I must admit that my eyebrows raised when I heard that "A" was added to the PRIDE agenda. A for Asexual. I've defended asexual orientation in the past for individuals coming to terms with their disinterest in sex, but I didn't fully understand the idea of identifying with that which is not present. Shae Collins, the writer of A Womyn's Worth, writes an honest conviction for an affirmative Asexual identity: How I Confront Sex Positivity and Consent as an Asexual Feminist.
"I WASN’T QUITE SURE HOW MY FEMINISM WAS SUPPOSED TO INCLUDE A SEXUAL ORIENTATION THAT WOULD, WITHOUT HESITATION, CHOOSE A PIECE OF CAKE OVER SEX."
I get it. Put the A up on the Identity Flag. As I've written before, there's always enough room.
The letters on the Pride Banner has grown.
LGBT: Abbreviation for Lesbian, Gay, Bisexual, and Transgender. An umbrella term that is used to refer to the community as a whole has expanded to LGBTQIA to intentionally include and visibilize the Queer, Intersex and Asexual communities under our rainbow umbrella.
I, personally, identify as Queer (as I have always found bisexual to be too limiting, too binary, in its definition), and enjoy the ever inclusive span that the community can reach, but I can't help but think of a children's book that my daughters love in which all the letters of the alphabet climb a coconut tree and fall into a weeping and injured heap on the ground: "skinned- nose D" and "loose toothed T." The repetitive question is "Chicka Chicka Boom Boom, Will there be enough room at the top of the coconut tree?" Identities are constantly shifting and we are discovering and claiming new ones all the time. How many more letters will be added?

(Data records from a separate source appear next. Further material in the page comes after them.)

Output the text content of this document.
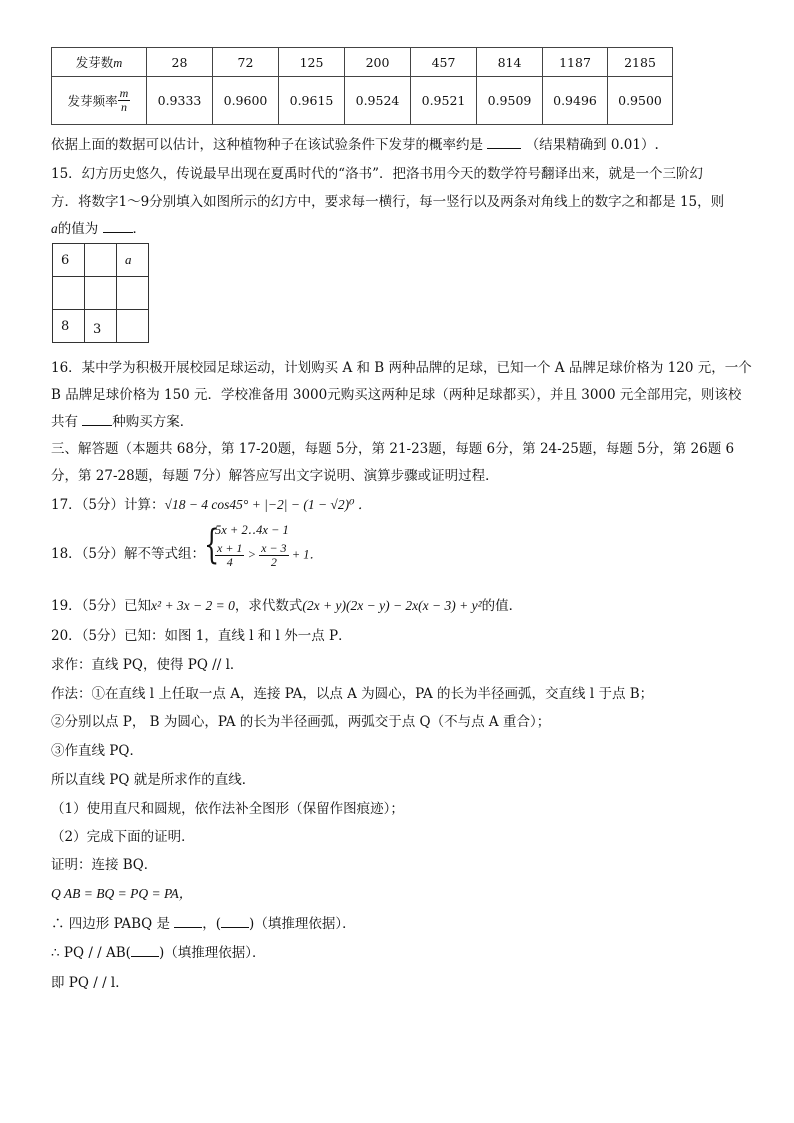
发芽数m	28	72	125	200	457	814	1187	2185
发芽频率 $\frac{m}{n}$	0.9333	0.9600	0.9615	0.9524	0.9521	0.9509	0.9496	0.9500
依据上面的数据可以估计，这种植物种子在该试验条件下发芽的概率约是	（结果精确到 0.01）.
15．幻方历史悠久，传说最早出现在夏禹时代的“洛书”．把洛书用今天的数学符号翻译出来，就是一个三阶幻
方．将数字1～9分别填入如图所示的幻方中，要求每一横行，每一竖行以及两条对角线上的数字之和都是 15，则
a的值为	．
6		a

8	3	

16．某中学为积极开展校园足球运动，计划购买 A 和 B 两种品牌的足球，已知一个 A 品牌足球价格为 120 元，一个
B 品牌足球价格为 150 元．学校准备用 3000元购买这两种足球（两种足球都买），并且 3000 元全部用完，则该校
共有	种购买方案．
三、解答题（本题共 68分，第 17-20题，每题 5分，第 21-23题，每题 6分，第 24-25题，每题 5分，第 26题 6
分，第 27-28题，每题 7分）解答应写出文字说明、演算步骤或证明过程．
17．（5分）计算：√18 − 4 cos45° + |−2| − (1 − √2)⁰ ．
18．（5分）解不等式组：
{
5x + 2‥4x − 1
$\frac{x + 1}{4} > \frac{x - 3}{2} + 1$．
19．（5分）已知x² + 3x − 2 = 0，求代数式(2x + y)(2x − y) − 2x(x − 3) + y²的值．
20．（5分）已知：如图 1，直线 l 和 l 外一点 P．
求作：直线 PQ，使得 PQ // l．
作法：①在直线 l 上任取一点 A，连接 PA，以点 A 为圆心，PA 的长为半径画弧，交直线 l 于点 B；
②分别以点 P， B 为圆心，PA 的长为半径画弧，两弧交于点 Q（不与点 A 重合）；
③作直线 PQ．
所以直线 PQ 就是所求作的直线．
（1）使用直尺和圆规，依作法补全图形（保留作图痕迹）；
（2）完成下面的证明．
证明：连接 BQ．
Q AB = BQ = PQ = PA，
∴ 四边形 PABQ 是 ，( )（填推理依据）．
∴ PQ / / AB( )（填推理依据）．
即 PQ / / l．
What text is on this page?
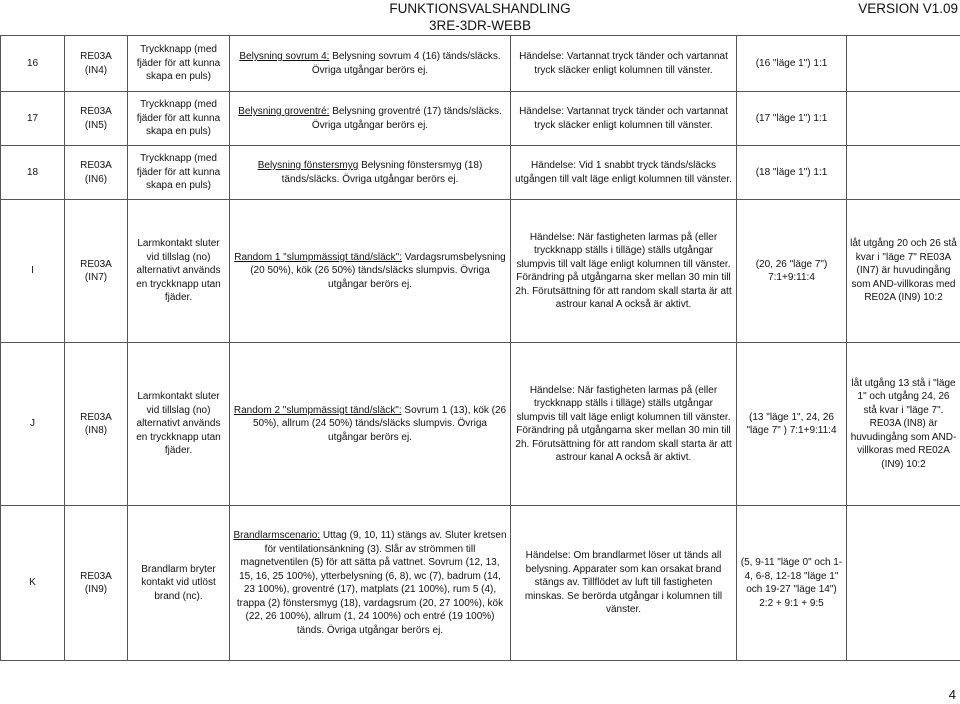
FUNKTIONSVALSHANDLING
3RE-3DR-WEBB
VERSION V1.09
16	RE03A (IN4)	Tryckknapp (med fjäder för att kunna skapa en puls)	Belysning sovrum 4: Belysning sovrum 4 (16) tänds/släcks. Övriga utgångar berörs ej.	Händelse: Vartannat tryck tänder och vartannat tryck släcker enligt kolumnen till vänster.	(16 "läge 1") 1:1	
17	RE03A (IN5)	Tryckknapp (med fjäder för att kunna skapa en puls)	Belysning groventré: Belysning groventré (17) tänds/släcks. Övriga utgångar berörs ej.	Händelse: Vartannat tryck tänder och vartannat tryck släcker enligt kolumnen till vänster.	(17 "läge 1") 1:1	
18	RE03A (IN6)	Tryckknapp (med fjäder för att kunna skapa en puls)	Belysning fönstersmyg Belysning fönstersmyg (18) tänds/släcks. Övriga utgångar berörs ej.	Händelse: Vid 1 snabbt tryck tänds/släcks utgången till valt läge enligt kolumnen till vänster.	(18 "läge 1") 1:1	
I	RE03A (IN7)	Larmkontakt sluter vid tillslag (no) alternativt används en tryckknapp utan fjäder.	Random 1 "slumpmässigt tänd/släck": Vardagsrumsbelysning (20 50%), kök (26 50%) tänds/släcks slumpvis. Övriga utgångar berörs ej.	Händelse: När fastigheten larmas på (eller tryckknapp ställs i tilläge) ställs utgångar slumpvis till valt läge enligt kolumnen till vänster. Förändring på utgångarna sker mellan 30 min till 2h. Förutsättning för att random skall starta är att astrour kanal A också är aktivt.	(20, 26 "läge 7") 7:1+9:11:4	låt utgång 20 och 26 stå kvar i "läge 7" RE03A (IN7) är huvudingång som AND-villkoras med RE02A (IN9) 10:2
J	RE03A (IN8)	Larmkontakt sluter vid tillslag (no) alternativt används en tryckknapp utan fjäder.	Random 2 "slumpmässigt tänd/släck": Sovrum 1 (13), kök (26 50%), allrum (24 50%) tänds/släcks slumpvis. Övriga utgångar berörs ej.	Händelse: När fastigheten larmas på (eller tryckknapp ställs i tilläge) ställs utgångar slumpvis till valt läge enligt kolumnen till vänster. Förändring på utgångarna sker mellan 30 min till 2h. Förutsättning för att random skall starta är att astrour kanal A också är aktivt.	(13 "läge 1", 24, 26 "läge 7" ) 7:1+9:11:4	låt utgång 13 stå i "läge 1" och utgång 24, 26 stå kvar i "läge 7". RE03A (IN8) är huvudingång som AND-villkoras med RE02A (IN9) 10:2
K	RE03A (IN9)	Brandlarm bryter kontakt vid utlöst brand (nc).	Brandlarmscenario: Uttag (9, 10, 11) stängs av. Sluter kretsen för ventilationsänkning (3). Slår av strömmen till magnetventilen (5) för att sätta på vattnet. Sovrum (12, 13, 15, 16, 25 100%), ytterbelysning (6, 8), wc (7), badrum (14, 23 100%), groventré (17), matplats (21 100%), rum 5 (4), trappa (2) fönstersmyg (18), vardagsrum (20, 27 100%), kök (22, 26 100%), allrum (1, 24 100%) och entré (19 100%) tänds. Övriga utgångar berörs ej.	Händelse: Om brandlarmet löser ut tänds all belysning. Apparater som kan orsakat brand stängs av. Tillflödet av luft till fastigheten minskas. Se berörda utgångar i kolumnen till vänster.	(5, 9-11 "läge 0" och 1-4, 6-8, 12-18 "läge 1" och 19-27 "läge 14") 2:2 + 9:1 + 9:5	
4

I've definitely made identity mistakes in my casual banter as well as in my casual online writing. I've stepped on people's pronouns and labeled others who didn't self identify with the label that I carelessly stuck on them. For example, I was speaking with another woman who has been in the dominatrix profession for as long as I had and I spoke with a sweeping reach of our experience in the sex industry. She looked at me and stated, "I don't include myself as a sex worker. My work is about sadism." I was shocked and made a flippant reply about also believing in unicorns in hopes to add humor and we continued our discussion. Later, the same woman told me that she realized that she had an issue with the idea of sex work and wanted to self investigate her personal reasons, but I also learned about myself and my motivations to identify others with my own label tabs.
In-group. Out-group. It's pretty basic social psychology about wanting to fit in, yearning for community, self approval.
I am really enjoying learning about how others identify as individuals and as communities. Will there be enough room? Yes, always.